Learn / Evidence
Learn to check the public record yourself.
Evidence is not something you are handed. It is something you verify. This wing teaches one skill: how to take a claim, find its source, and decide for yourself whether the two agree. We hold our own work to the same test.
The investigation
The Big Tech accountability series.
A twelve-part investigation into how value gets pulled away from the people who make it, published across six languages. It reads as a story, but it is built like a case file: each claim sits next to the document it came from.
Twelve parts
Six languages
Sources first
We name extraction plainly.
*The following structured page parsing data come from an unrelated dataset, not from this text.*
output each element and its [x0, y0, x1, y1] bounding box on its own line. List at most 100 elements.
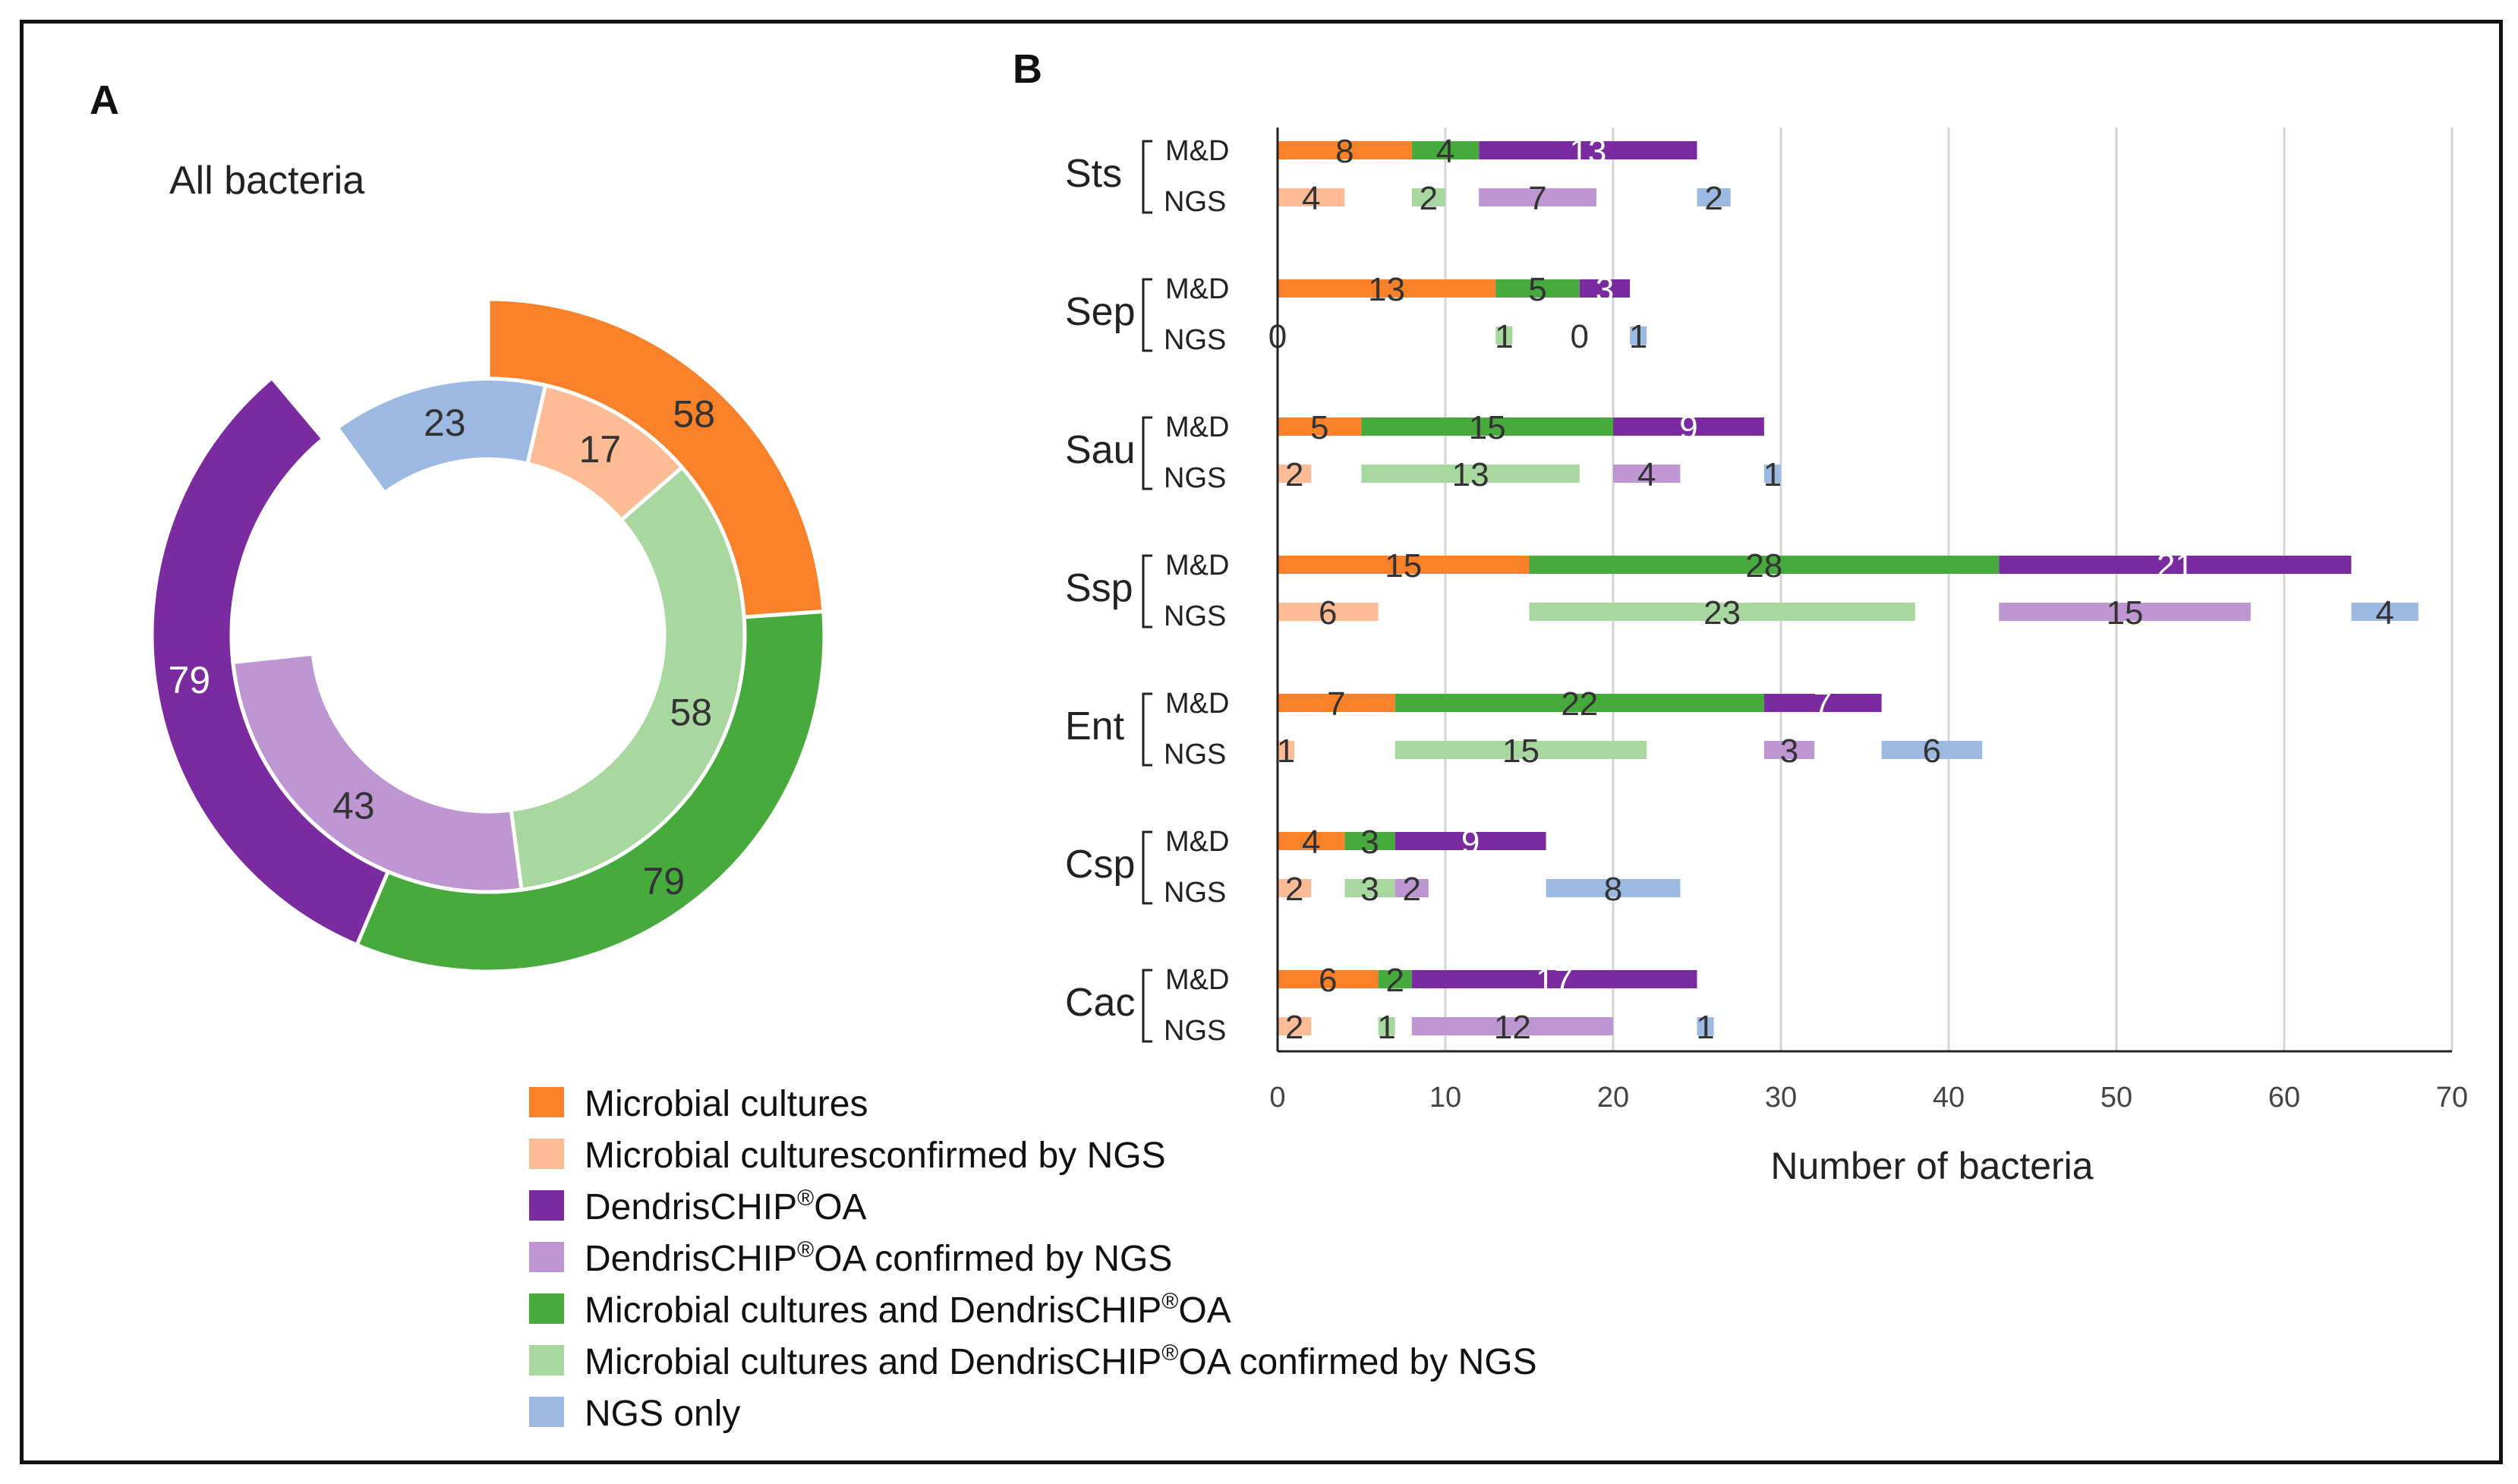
bar-ngs-dendrischip-confirmed — [1999, 603, 2251, 621]
bar-md-microbial-cultures — [1278, 141, 1412, 159]
row-label-ngs: NGS — [1164, 877, 1226, 909]
legend-item-microbial-cultures-confirmed: Microbial culturesconfirmed by NGS — [529, 1136, 1166, 1176]
bar-value-label: 8 — [1604, 871, 1622, 908]
legend-label: DendrisCHIP®OA confirmed by NGS — [585, 1237, 1172, 1279]
legend-swatch — [529, 1190, 564, 1221]
bar-value-label: 6 — [1319, 962, 1337, 999]
bar-md-microbial-cultures — [1278, 556, 1530, 574]
bar-value-label: 23 — [1703, 594, 1741, 632]
bar-ngs-dendrischip-confirmed — [1763, 741, 1815, 759]
bar-ngs-microbial-cultures-confirmed — [1278, 603, 1379, 621]
bar-value-label: 6 — [1319, 594, 1337, 632]
bar-value-label: 1 — [1629, 318, 1647, 355]
bar-group-ssp: Ssp M&D NGS 15 28 21 6 23 15 4 — [1065, 547, 2419, 632]
bar-ngs-microbial-cultures-confirmed — [1278, 741, 1295, 759]
panel-b-letter: B — [1013, 46, 1042, 92]
row-bracket — [1142, 692, 1152, 767]
bar-md-microbial-cultures — [1278, 970, 1379, 988]
bar-value-label: 2 — [1285, 1009, 1303, 1046]
inner-slice-label: 58 — [670, 692, 713, 734]
bar-value-label: 4 — [2375, 594, 2394, 632]
bar-value-label: 22 — [1561, 685, 1598, 723]
bar-value-label: 8 — [1335, 133, 1354, 170]
bar-ngs-ngs-only — [1881, 741, 1983, 759]
row-bracket — [1142, 830, 1152, 905]
bar-value-label: 1 — [1763, 456, 1782, 493]
inner-slice-dendrischip-confirmed — [231, 651, 524, 894]
bar-value-label: 21 — [2157, 547, 2194, 584]
bar-ngs-both-confirmed — [1361, 465, 1580, 483]
bar-ngs-both-confirmed — [1495, 326, 1513, 345]
bar-md-dendrischip — [1411, 970, 1697, 988]
bar-value-label: 5 — [1528, 271, 1546, 308]
donut-chart: All bacteria 58 79 79 23 17 58 43 — [150, 159, 827, 974]
legend-label: Microbial cultures and DendrisCHIP®OA — [585, 1289, 1231, 1331]
legend-swatch — [529, 1345, 564, 1375]
row-label-md: M&D — [1165, 550, 1229, 581]
legend-label: Microbial culturesconfirmed by NGS — [585, 1136, 1166, 1176]
row-label-md: M&D — [1165, 826, 1229, 858]
inner-slice-label: 17 — [579, 428, 622, 471]
legend-item-dendrischip-confirmed: DendrisCHIP®OA confirmed by NGS — [529, 1237, 1172, 1279]
bar-ngs-both-confirmed — [1411, 188, 1445, 206]
bar-value-label: 4 — [1302, 824, 1320, 861]
bar-value-label: 4 — [1302, 180, 1320, 217]
bar-value-label: 0 — [1571, 318, 1589, 355]
bar-md-both — [1395, 694, 1764, 712]
bar-value-label: 5 — [1310, 409, 1328, 446]
bar-value-label: 17 — [1536, 962, 1573, 999]
legend-item-microbial-cultures: Microbial cultures — [529, 1084, 868, 1124]
category-label: Sau — [1065, 428, 1136, 472]
bar-md-dendrischip — [1999, 556, 2352, 574]
row-bracket — [1142, 554, 1152, 629]
panel-a-letter: A — [90, 77, 119, 123]
row-label-ngs: NGS — [1164, 1015, 1226, 1047]
x-tick-label: 20 — [1597, 1082, 1629, 1114]
category-label: Sep — [1065, 290, 1136, 334]
row-label-md: M&D — [1165, 411, 1229, 443]
bar-value-label: 3 — [1360, 824, 1379, 861]
figure-frame — [20, 20, 2503, 1464]
axes: 0 10 20 30 40 50 60 70 — [1269, 128, 2468, 1114]
bar-md-both — [1378, 970, 1412, 988]
inner-slice-label: 43 — [332, 785, 375, 827]
bar-value-label: 2 — [1385, 962, 1404, 999]
row-bracket — [1142, 416, 1152, 490]
bar-md-microbial-cultures — [1278, 279, 1496, 298]
bar-value-label: 15 — [2107, 594, 2144, 632]
legend-swatch — [529, 1139, 564, 1169]
legend-swatch — [529, 1397, 564, 1427]
row-label-md: M&D — [1165, 273, 1229, 305]
bar-value-label: 6 — [1923, 733, 1941, 770]
legend-item-both: Microbial cultures and DendrisCHIP®OA — [529, 1289, 1231, 1331]
bar-value-label: 2 — [1285, 871, 1303, 908]
row-label-md: M&D — [1165, 688, 1229, 720]
legend: Microbial cultures Microbial culturesconf… — [529, 1084, 1537, 1434]
bar-value-label: 4 — [1637, 456, 1656, 493]
bar-value-label: 13 — [1368, 271, 1405, 308]
row-bracket — [1142, 969, 1152, 1043]
bar-value-label: 15 — [1502, 733, 1539, 770]
grid-lines — [1444, 128, 2453, 1051]
bar-md-dendrischip — [1395, 832, 1546, 850]
x-tick-label: 0 — [1269, 1082, 1285, 1114]
legend-label: Microbial cultures and DendrisCHIP®OA co… — [585, 1341, 1537, 1382]
row-label-ngs: NGS — [1164, 739, 1226, 770]
bar-value-label: 15 — [1385, 547, 1422, 584]
x-tick-label: 40 — [1933, 1082, 1965, 1114]
bar-ngs-ngs-only — [1546, 879, 1681, 897]
bar-ngs-both-confirmed — [1395, 741, 1647, 759]
bar-value-label: 1 — [1495, 318, 1513, 355]
bar-md-both — [1411, 141, 1480, 159]
outer-slice-label: 79 — [643, 860, 685, 903]
bar-md-both — [1529, 556, 2000, 574]
row-label-md: M&D — [1165, 135, 1229, 167]
bar-value-label: 1 — [1277, 733, 1295, 770]
row-label-ngs: NGS — [1164, 186, 1226, 218]
category-label: Csp — [1065, 843, 1135, 887]
row-label-ngs: NGS — [1164, 600, 1226, 632]
x-tick-label: 10 — [1429, 1082, 1461, 1114]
What is manufactured can be dismantled, and the first step is seeing it clearly.
The Evidence Explorer
A trail you can walk on your own.
The Evidence Explorer is the open companion to the series. It gathers the sources in one place so you do not have to take our reading on faith. Follow a claim to its document, read the document, and judge the claim against it. When a claim does not hold, you should be able to find that out faster than we can hide it.
How to check
Three steps, and they work on anyone.
This is the method behind the series, written plainly so you can use it everywhere, including here.
- 01
Start with a claim
Pick one statement you want to test. Not the headline, the specific thing. A number, a date, a quote, a decision. - 02
Open the source
Follow it back to where it came from: the filing, the transcript, the public document. The Evidence Explorer holds the trail in one place. - 03
Read it yourself
Decide whether the source says what the claim says. If it does not, the claim fails. That is the whole test, and it works on us too.
The same test runs on us. Every funded engagement sends $200 outward, and you can read the receipt rather than trust the claim.